Ellison v. Kane County Sheriff's Office Merit Commission

JUSTICE REINHARD,

dissenting:

The doctrine of exhaustion of administrative remedies is a rule which requires that a party aggrieved by administrative action ordinarily cannot seek judicial review in the courts without pursuing all administrative remedies available to him. (Illinois Bell Telephone Co. v. Allphin (1975), 60 Ill. 2d 350, 357-58, 326 N.E.2d 737.) An exception to this general rule is that a party need not exhaust administrative remedies if the alleged constitutional infirmity is found in the terms of a statute. (Walker v. State Board of Elections (1976), 65 Ill. 2d 543, 552, 359 N.E.2d 113.) However, if the statute is valid on its face but is applied in a discriminatory or arbitrary manner, the challenging party must pursue administrative remedies before seeking judicial relief. (65 Ill. 2d 543, 552.) Also, in order to come within this exception, a plaintiff must point to language in the statute which, without more, reasonably can be said to violate a specific constitutional guarantee. Northwestern University v. City of Evanston (1978), 74 Ill. 2d 80, 87, 383 N.E.2d 964.

In the instant case, plaintiff’s complaint for declaratory judgment alleged that section 24 — 3.1(a)(5) (Ill. Rev. Stat. 1979, ch. 38, par. 24— 3.1(a)(5)) violated his rights both under the equal protection and due process clauses of the fifth and fourteenth amendments of the United States Constitution. An attack on equal protection grounds may be a facial attack and as such fall within the above exception. (See, e.g., Director of the Department of Agriculture v. Carroll Feed Service, Inc. (1980), 83 Ill. App. 3d 164, 403 N.E.2d 762.) Plaintiff has raised the argument that the statute unconstitutionally differentiates between police officers confined in a mental hospital within the past five years and other police officers who have been a patient in a mental hospital beyond the five-year period or who have been treated on an out-patient basis. Thus, there is a sufficient attack facially as to the constitutionality of the statute to warrant judicial review without requiring exhaustion of administrative remedies.

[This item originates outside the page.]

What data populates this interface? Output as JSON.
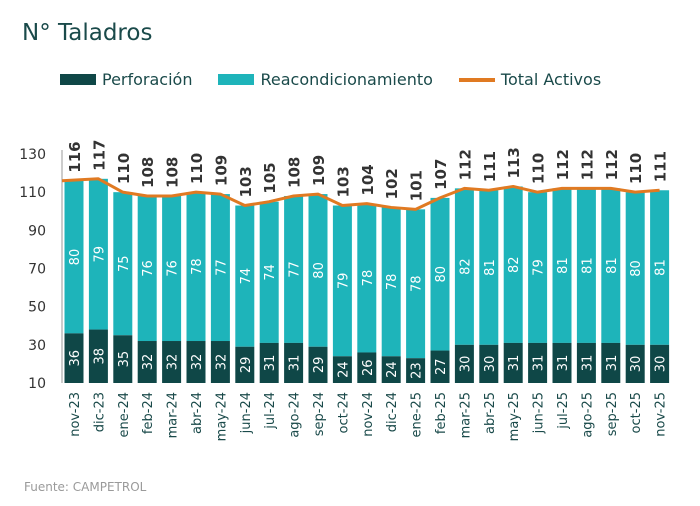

The substance of plaintiff’s due process argument is that the statute making it a criminal offense to possess a firearm if the person has been a patient in a mental hospital within the past five years does not provide for a discretionary administrative hearing to rebut the presumption of unfitness which the appellate court in Rawlings v. Department of Law Enforcement (1979), 73 Ill. App. 3d 267, 391 N.E.2d 758, held was present under sections of “An Act relating to acquisition, possession and transfer of firearms ***” (Ill. Rev. Stat. 1979, ch. 38, par. 83 — 1 et seq.) for persons making application for a firearm owner’s identification card. In my opinion, the challenge here brings into question the constitutionality of the statute beyond its application to the specific facts of this case but as applied to all law enforcement officers. There is no question of fact which requires the administrative agency’s expertise for determination, nor does the majority opinion indicate what factual question requires the administrative agency’s review. The issue presented is one of statutory interpretation.

The majority opinion relies on Eckells v. City Council (1960), 23 Ill. App. 2d 360, 163 N.E.2d 107, for the proposition that where charges are already pending against the plaintiff in an administrative disciplinary hearing one cannot proceed into court to challenge even facially the validity of a statute or ordinance. I think that the holding in Eckells has long since ceased to be the law. (See, e.g., Walker v. State Board of Elections (1976), 65 Ill. 2d 543, 359 N.E.2d 113; City of Chicago v. Pollution Control Board (1975), 59 Ill. 2d 484, 322 N.E.2d 11; Board of Education v. Eckmann (1982), 103 Ill. App. 3d 1127, 432 N.E.2d 298.) Moreover, Coles-Moultrie Electric Cooperative v. City of Charleston (1972), 8 Ill. App. 3d 441, 289 N.E.2d 491, also relied upon by the majority is not pertinent authority on the issue raised here. In Coles-Moultrie, the appellate court found no abuse of discretion in the trial court’s dismissal of a complaint seeking a declaratory judgment where the issue sought to be decided was pending before the Hlinois Commerce Commission. The decision was not based upon exhaustion of administrative remedies doctrine, but upon the trial court’s exercise of discretion in declining to grant declaratory relief. For these reasons I would review the constitutional issues raised before this court by the plaintiff.